Se acaba el verano. Llega el momento de plegar velas. Una retirada a tiempo no es una victoria, sino un remedio contra la catástrofe. Dejo atrás las ruinas del verano y me pregunto quién tomará posesión de ellas. En los silencios y soledades otoñales cualquier rincón turístico puede convertirse en un lugar borroso, distante e impreciso, como la Fortaleza Bastiani o el Sanatorio Berghof. Allí queda atrapada la vida de aquellos que no saben retirarse a tiempo; pienso en escritores difuntos, como Casavella o Bolaño, que no regresaron jamás de sus bastiones veraniegos, ni siquiera al cambiar de estación. Se quedaron a vivir en ciudades fantasmas, en estaciones ilusorias, en vidas provisionales para las que no encontraron final. Se hubiesen salvado de haber sucumbido al saqueo de otro verano, al ruido y la furia de los turistas que regresan, así hubiesen podido sentirse como Hegel en el momento de terminar su Fenomenología del espíritu, justo cuando las hordas de Napoleón entraban a caballo en la ciudad de Jena. Asomados a la ventana podrían haberle gritado a una multitud festiva “He ahí la verdadera alma del mundo, la encarnación del espíritu absoluto” antes de salir corriendo.

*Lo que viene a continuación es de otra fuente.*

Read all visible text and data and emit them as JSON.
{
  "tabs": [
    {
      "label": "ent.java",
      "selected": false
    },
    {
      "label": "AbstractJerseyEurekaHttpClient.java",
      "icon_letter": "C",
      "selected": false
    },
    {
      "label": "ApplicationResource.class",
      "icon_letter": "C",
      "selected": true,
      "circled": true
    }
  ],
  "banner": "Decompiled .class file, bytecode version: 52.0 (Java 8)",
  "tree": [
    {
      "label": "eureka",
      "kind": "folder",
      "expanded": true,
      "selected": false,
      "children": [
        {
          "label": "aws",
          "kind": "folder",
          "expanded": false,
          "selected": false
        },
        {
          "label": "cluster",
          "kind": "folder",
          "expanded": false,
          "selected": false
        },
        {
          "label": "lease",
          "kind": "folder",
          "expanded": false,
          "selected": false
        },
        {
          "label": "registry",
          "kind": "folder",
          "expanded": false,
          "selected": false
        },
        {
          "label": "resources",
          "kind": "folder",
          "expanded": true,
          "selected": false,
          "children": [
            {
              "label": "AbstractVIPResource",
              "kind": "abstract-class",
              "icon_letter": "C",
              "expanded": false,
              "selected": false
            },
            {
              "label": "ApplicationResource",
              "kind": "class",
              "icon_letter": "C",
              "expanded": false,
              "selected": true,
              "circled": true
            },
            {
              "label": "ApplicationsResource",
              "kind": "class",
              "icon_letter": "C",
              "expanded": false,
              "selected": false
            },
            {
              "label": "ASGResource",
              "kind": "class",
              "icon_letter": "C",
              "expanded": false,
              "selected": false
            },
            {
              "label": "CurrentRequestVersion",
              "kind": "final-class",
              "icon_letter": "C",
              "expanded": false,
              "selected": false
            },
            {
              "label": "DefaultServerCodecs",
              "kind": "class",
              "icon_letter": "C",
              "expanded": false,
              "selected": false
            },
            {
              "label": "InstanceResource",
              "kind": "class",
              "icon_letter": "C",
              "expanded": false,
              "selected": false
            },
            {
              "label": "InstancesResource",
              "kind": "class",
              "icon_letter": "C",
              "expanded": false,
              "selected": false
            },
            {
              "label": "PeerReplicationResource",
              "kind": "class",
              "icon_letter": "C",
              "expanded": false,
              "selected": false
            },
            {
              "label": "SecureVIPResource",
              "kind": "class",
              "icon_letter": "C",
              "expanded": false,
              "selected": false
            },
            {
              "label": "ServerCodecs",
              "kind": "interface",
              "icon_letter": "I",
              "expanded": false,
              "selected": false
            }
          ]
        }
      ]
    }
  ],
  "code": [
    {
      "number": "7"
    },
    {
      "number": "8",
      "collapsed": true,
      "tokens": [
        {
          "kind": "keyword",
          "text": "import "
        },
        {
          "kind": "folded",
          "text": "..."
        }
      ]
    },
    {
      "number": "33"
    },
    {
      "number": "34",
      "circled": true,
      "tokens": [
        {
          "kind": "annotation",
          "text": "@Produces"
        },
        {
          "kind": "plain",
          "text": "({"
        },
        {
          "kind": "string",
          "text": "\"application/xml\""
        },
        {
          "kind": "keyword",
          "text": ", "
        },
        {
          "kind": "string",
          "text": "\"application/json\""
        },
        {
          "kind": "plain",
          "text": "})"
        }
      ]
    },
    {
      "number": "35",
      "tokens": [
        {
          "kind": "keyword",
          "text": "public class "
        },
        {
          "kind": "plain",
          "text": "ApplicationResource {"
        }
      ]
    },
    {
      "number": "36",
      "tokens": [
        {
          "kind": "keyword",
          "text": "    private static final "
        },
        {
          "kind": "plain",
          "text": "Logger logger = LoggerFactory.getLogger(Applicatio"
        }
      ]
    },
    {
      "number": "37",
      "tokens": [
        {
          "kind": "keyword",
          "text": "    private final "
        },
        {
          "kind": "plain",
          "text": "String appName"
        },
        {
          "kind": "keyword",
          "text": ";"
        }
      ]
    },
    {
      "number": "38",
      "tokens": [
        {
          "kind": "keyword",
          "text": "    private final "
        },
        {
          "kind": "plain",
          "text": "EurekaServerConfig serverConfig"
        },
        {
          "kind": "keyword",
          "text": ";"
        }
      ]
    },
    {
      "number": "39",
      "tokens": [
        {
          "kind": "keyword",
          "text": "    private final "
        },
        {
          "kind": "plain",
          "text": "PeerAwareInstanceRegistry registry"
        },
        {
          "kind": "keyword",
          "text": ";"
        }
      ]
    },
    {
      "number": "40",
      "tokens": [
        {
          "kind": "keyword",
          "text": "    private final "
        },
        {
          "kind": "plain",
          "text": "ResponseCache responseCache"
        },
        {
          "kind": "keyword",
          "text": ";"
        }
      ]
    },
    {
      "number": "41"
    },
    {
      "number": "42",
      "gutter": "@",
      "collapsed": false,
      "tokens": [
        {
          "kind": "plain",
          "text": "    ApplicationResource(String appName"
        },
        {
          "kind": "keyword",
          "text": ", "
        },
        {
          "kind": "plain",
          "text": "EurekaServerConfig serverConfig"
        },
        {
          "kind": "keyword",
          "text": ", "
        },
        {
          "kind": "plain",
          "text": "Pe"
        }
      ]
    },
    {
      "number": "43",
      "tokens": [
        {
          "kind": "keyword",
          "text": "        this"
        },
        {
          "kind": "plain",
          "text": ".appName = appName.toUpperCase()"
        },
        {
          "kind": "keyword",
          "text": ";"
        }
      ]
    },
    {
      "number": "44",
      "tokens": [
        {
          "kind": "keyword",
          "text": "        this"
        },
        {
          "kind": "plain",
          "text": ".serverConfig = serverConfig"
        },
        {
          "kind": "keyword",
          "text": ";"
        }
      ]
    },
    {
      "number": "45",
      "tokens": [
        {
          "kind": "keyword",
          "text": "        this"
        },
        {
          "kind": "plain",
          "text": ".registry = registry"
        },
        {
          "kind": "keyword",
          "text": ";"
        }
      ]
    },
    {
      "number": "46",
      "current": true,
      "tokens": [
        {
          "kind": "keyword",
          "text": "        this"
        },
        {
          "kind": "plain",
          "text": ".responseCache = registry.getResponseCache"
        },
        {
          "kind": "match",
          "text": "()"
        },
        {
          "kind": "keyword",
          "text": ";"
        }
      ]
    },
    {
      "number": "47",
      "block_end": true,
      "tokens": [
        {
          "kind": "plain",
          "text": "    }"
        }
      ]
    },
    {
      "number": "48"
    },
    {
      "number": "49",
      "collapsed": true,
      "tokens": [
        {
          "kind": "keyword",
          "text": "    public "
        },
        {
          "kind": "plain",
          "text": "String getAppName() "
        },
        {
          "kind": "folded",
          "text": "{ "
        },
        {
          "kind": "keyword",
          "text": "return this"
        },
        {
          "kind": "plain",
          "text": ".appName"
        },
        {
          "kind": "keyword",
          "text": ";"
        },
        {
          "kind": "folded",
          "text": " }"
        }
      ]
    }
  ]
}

Por un momento pienso que a mí también me gustaría refugiarme en ese patio trasero de la vida. Una ensoñación poderosa e imposible: una ensoñación trágica. Emprendo la retirada, pero antes de partir meto mis pies en el agua, correteo sobre la arena, fotografío mi sombra… El día se despide entre dos luces y yo remoloneo para no volver a casa. En otros tiempos tenía un voluminoso Trapiello a mano para ayudarme con estas ensoñaciones. El verano era el tiempo perfecto para caminar descalzo por el salón de pasos perdidos y detenerse en la intrascendencia. Nunca llegué a probarlo, pero imagino que la conjunción de leer una novela en marcha con los tobillos mojados y un ojo puesto en los desmayos del atardecer debe ser un verdadero placer epicúreo, íntimo y sobrio. Lejos de esa plenitud, me entretengo leyendo a Bellow antes de dormir. Su Mozart es como él: accesible al ingenuo. Resulta enternecedor y gratificante acceder a un autor sin tener que entrar por una puerta falsa. Me reconforta que ambos, Bellow y Mozart, sean asequibles a la ingenuidad y a la ignorancia y que ambas crezcan para volverse humildes, no monstruosas. Quizás no sea casualidad que Mozart fuera mi primer amor musical; un amor tardío y vicario, un amor imposible. El Eros mozartiano fue una epifanía y a la vez un testamento. Ahora creo estar más interesado en Bach. De aquel Mozart viene este Bach; el hijo que engendra al padre... Dice Miquel de Palol que Bach es “el generador de modelos formales más variado, profundo y estimulante de cuantos conozco, con la inaudita consecuencia de una intensísima emocionalidad. Es el autor de todo lo que como artista querría elaborar”. Me gustaría participar de esa ambición artística, asumir su reto, advertir su peligro: comprobar que, como cualquier conquista, Bach pasa a ser finalmente un deshecho; eso que al decir de Gándara es algo más que una debilidad: una forma de biografía. Espero completarla antes del próximo verano…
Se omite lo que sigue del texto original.